A Plea to Improve Data Collection

Christina Abraham illustrates how over-simplifying racial identity influences representation, and resources for entire subpopulations.

June 25, 2020

Many of us know this familiar story: you are filling out forms requesting information on your racial identity. You review the categories – “White, Black, Asian or Pacific Islander, Native American” – and the internal struggle to determine the one that best describes who you are begins. As a South Asian American, I have often felt parts of my own identity erased each time I squeeze myself into the “Asian” checkbox on paperwork, seeking for a way to convey the diversity within myself.

Asian Americans, as a pan racial group, are the fastest-growing minority in the U.S. However, clinical researchers and public health officials often lack the empirical evidence necessary to develop and fund effective public health interventions for this population. One of the primary reasons for this is limited information on the varying subpopulations within Asians as a whole. With more than 20 languages spoken, over 30 nationalities and ethnic groups included, and numerous religions and cultures represented, Asian Americans are enormously diverse. The 2010 Federal Census sought to capture some of this diversity through the breakdown of Asian Americans into several categories including Asian Indian, Chinese, Japanese, Korean, Filipino, Vietnamese, and “other Asian” which included Thai, Laotian, Pakistani, and Cambodian. The 2020 Census has thankfully expanded on these classifications, but many states such as Connecticut, Arizona, Delaware, Florida, Iowa, Maine, Michigan, and Oklahoma aggregate this diversity into simply “Asian,” “Asian or Pacific Islander,” or “Other.” These over-simplifications not only seriously impede our ability to evaluate public health trends amongst subpopulations of Asian Americans, but it also conceals important information from leaders, decision-makers, and elected officials responsible for allocating health resources.

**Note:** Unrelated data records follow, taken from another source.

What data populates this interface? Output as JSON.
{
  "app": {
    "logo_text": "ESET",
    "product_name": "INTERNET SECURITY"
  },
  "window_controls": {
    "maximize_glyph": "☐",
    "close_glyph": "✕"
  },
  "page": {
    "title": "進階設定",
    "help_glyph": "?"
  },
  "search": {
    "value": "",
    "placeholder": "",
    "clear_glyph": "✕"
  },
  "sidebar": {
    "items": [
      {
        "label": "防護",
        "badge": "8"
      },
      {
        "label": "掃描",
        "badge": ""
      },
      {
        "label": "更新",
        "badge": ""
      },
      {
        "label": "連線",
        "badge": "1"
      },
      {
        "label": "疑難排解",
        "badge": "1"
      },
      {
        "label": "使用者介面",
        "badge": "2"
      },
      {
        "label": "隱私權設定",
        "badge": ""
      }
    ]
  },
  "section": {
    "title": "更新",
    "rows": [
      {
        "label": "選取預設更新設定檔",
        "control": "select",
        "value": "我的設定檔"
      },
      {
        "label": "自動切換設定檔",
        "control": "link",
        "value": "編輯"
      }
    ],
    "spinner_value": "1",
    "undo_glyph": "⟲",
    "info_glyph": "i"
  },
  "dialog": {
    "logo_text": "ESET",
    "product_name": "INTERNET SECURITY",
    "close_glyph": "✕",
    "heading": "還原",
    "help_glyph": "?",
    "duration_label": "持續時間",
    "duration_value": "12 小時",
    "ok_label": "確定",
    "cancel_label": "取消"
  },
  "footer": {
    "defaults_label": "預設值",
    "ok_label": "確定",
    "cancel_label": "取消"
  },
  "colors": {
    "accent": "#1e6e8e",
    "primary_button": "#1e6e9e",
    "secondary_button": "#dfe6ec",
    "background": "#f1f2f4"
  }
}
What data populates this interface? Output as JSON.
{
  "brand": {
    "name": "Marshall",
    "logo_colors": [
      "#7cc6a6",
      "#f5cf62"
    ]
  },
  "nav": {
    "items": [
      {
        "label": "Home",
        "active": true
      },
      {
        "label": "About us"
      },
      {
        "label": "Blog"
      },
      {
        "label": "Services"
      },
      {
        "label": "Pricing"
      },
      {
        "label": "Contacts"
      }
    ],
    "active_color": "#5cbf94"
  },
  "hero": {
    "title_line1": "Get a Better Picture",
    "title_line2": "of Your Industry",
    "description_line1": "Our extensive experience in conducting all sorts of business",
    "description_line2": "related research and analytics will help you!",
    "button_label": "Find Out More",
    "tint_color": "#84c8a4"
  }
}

The COVID-19 outbreak has brought issues of data reporting amongst Asian Americans and the need for more representation into sharp focus. As of June 2020, 48 of 56 U.S. states and territories have reported race and ethnicity data for COVID-19 cases, and 43 states have released this information for COVID-19 deaths. Many states such as Kansas, Kentucky, and Minnesota have reported that Asian Americans are in the top racial groups disproportionately impacted by COVID-19. However, evaluating trends amongst Asian Americans at both state and national levels is extremely challenging when individuals from a variety of backgrounds are grouped into the “Asian” or “Other” classifications.

Without the necessary granularity of data on Asian American subgroups, how can we as public health professionals attempt to create and tailor interventions to the populations that need them most?

Moreover, although COVID-19 has rightfully captured the world’s attention, disparities in chronic disease, mental health, and socioeconomic factors have existed and persisted within Asian subpopulations for decades. In one of the few studies to focus on variations in rates of select chronic diseases experienced by Asian subpopulations, researchers saw significant differences amongst several groups including higher rates of heart disease and obesity in South Asians, lower rates of heart disease and obesity in Chinese and Korean men and women, and an overall greater health burden amongst Filipinos and Pacific Islanders.

The U.S. Dept. of Health and Human Services acknowledges that the sampling bias created by surveys being offered in a limited number of languages, lack of community outreach, and variations in data collection processes by state all contribute to the challenges of comprehensive data analysis and research for Asian individuals across the board. Even more troublesome, these biases have led to research focused on Asian Americans who are well educated, gainfully employed, and speak English, inevitably supporting the myth of the “well-adjusted” Asian American and consequently overlooking the obstacles to health faced by many within this group. Broadening survey categories, eliminating incongruent data collection methodologies, and consistent compilation of public health data on Asian Americans would shed more light on the barriers to health that this group faces.

Ultimately, this granularity will deepen our understanding of the multitude of groups within the categories we are so accustomed to seeing on paper. Armed with more comprehensive data, public health practitioners and policymakers will be able to advocate for and develop the interventions Asian Americans need to live healthier lives, in both the era of COVID-19 and beyond.


Christina Abraham is 2021 MPH candidate in the Department of Health Policy & Management. She received her Bachelor's Degree in Operations and Technology Management from Boston University.